氷見、公費解体800件超 被災建物撤去に長期間

氷見市が公費解体撤去を予定する倒壊建物=氷見市姿

 氷見市で能登半島地震の被災建物の公費解体が800件以上となり、撤去工事の期間が長期に及ぶ見通しとなった。罹(り)災証明の発行状況に基づくもので、12日の市議会本会議で市側が明らかにした。

 公費解体の対象となるのは半壊以上の住宅と、大被害の倉庫・納屋。公費解体の申請は11日時点で154件となっている。ただ、罹災証明発行は住宅の半壊以上が583件、大被害の倉庫が234件を数え、800件を超えた。申請締め切りは6月30日で罹(り)災証明の発行に伴い、さらに増えるのは確実だ。

 建築物の倒壊危険度を調べる「応急危険度判定」は「危険」と「要注意」の建物が約1100件で、市側は公費解体件数が同程度になる可能性もあるとする。
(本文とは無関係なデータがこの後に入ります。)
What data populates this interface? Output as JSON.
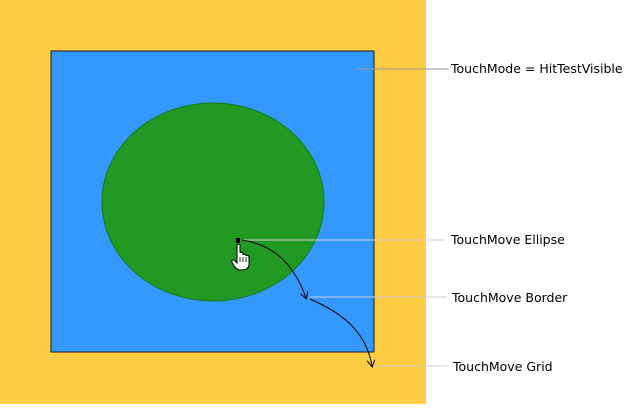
{
  "colors": {
    "grid": "#FFCC44",
    "border": "#3399FF",
    "ellipse": "#229922",
    "ellipse_stroke": "#157a15",
    "leader_line": "#bdbdbd"
  },
  "labels": {
    "touch_mode": "TouchMode = HitTestVisible",
    "touchmove_ellipse": "TouchMove Ellipse",
    "touchmove_border": "TouchMove Border",
    "touchmove_grid": "TouchMove Grid"
  },
  "icons": {
    "touch_cursor": "hand-pointer-icon"
  }
}
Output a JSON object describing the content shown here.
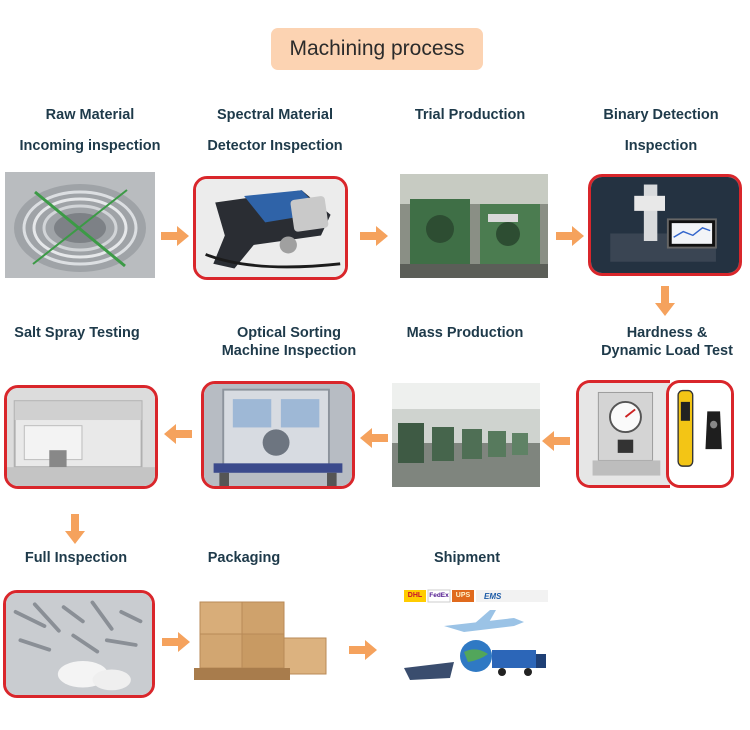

 半壊以上の建物は海沿い地域が目立つ。工事の本格着手は来月以降になるが、姿地区の住宅と納屋、倉庫は緊急性が高いとして月内に撤去するため、発注準備を進めている。

 氷見市は液状化が見られる中心部の住宅街などでは複数物件をできるだけまとめて解体したい考え。公費解体は被災建物が行政が早期に解体することで、倒壊などによる二次災害を防ぐのが目的。氷見市では全ての解体工事が完了するには数年程度かかる可能性が高い。